The recipe below is for 4 - 6 people, but since there were only 3 of us I made less yogurt and cooked 8 chicken thighs instead of 12. Even if you don't intend to eat the skin (we didn't), you should still buy thighs with the skin on, and leave it on during cooking, as it really improves the flavour, AND makes the chicken more juicy. Yum. And another thing - I omitted the clove of garlic from the yogurt as me and my dad can't stand raw garlic, but put it in if you wish!
Ingredients
12 chicken thighs (bone in, preferably with skin)
juice 1 lemon
4 tbsp olive oil
salt and pepper
For the greek herb sauce:
1 x 500ml pot greek yogurt
4 fat or 6 thin spring onions
1 green chilli, deseeded
1 clove garlic, peeled
1/2 cucumber, peeled and finely diced
3 tbsp fresh coriander, chopped
3 tbsp fresh mint, chopped
salt and pepper to taste
Method
1. Preheat to 200C (180C in a fan oven).

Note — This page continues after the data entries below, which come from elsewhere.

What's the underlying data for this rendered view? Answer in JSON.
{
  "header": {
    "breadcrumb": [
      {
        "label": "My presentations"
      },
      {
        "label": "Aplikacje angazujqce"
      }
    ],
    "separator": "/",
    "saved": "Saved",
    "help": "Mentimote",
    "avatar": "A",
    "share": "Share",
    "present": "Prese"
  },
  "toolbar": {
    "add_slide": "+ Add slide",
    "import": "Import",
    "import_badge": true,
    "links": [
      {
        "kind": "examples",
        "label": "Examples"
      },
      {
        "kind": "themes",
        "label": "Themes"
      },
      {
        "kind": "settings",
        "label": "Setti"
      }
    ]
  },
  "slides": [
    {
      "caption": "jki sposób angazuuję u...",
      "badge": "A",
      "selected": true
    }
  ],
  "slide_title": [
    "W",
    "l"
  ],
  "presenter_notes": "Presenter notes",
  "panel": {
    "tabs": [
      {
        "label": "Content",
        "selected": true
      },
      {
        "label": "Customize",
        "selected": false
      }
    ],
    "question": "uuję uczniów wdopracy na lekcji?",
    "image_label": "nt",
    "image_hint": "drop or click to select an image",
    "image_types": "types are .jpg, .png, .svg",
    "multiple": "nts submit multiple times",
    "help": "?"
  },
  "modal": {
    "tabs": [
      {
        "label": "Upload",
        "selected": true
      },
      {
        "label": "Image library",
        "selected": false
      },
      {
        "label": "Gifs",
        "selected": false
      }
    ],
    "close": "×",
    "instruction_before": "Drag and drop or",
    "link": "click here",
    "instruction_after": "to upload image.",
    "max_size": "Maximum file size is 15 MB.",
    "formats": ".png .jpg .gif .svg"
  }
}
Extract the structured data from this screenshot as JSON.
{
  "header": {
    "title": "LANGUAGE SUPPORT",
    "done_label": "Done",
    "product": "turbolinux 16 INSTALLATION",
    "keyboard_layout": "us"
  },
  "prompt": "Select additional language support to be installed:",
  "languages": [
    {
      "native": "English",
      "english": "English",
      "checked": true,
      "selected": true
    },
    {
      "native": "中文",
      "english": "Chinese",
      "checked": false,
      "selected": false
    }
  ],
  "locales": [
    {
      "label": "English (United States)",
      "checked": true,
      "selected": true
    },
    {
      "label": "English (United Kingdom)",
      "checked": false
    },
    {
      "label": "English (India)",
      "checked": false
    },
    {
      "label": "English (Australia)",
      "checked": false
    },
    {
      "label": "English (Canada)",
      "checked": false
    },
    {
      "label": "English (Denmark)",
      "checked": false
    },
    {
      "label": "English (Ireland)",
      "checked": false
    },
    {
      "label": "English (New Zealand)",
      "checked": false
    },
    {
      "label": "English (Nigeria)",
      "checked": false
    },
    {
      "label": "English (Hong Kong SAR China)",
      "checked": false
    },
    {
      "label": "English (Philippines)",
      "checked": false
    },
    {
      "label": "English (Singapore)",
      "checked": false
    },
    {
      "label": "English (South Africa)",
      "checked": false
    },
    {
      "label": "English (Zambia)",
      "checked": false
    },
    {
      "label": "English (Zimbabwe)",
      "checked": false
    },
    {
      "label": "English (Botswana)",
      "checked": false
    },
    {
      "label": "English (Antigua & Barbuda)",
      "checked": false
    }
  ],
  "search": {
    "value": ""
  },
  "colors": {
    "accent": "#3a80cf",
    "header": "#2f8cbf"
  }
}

Place the chicken thighs skin-side up in a shallow roasting tin, and pour over the olive oil, lemon juice, salt and pepper.
2. Bung in the oven and roast for 45 minutes! Meanwhile, get on with making the yogurt.
3. Tip the yogurt into a large mixing bowl (not the one you want to serve it in as it will get messy) and snip in the spring onions and chilli, cutting both quite finely.
4. Mince in the garlic (if using), with the cucumber and most of the herbs - reserve some for sprinkling on top later - and mix together. Season to taste. When you serve it, put into a nice bowl, top with the reserved herbs, and provide a big spoon for dolloping!
5. When the chicken is ready, transfer to a serving dish.
You can serve this just with the yogurt, but I also made some cous cous, based on Nigella's Standby Starch recipe, to go with it.
Yum yum! This was really tasty and a good combination of flavours and textures. It was also very easy!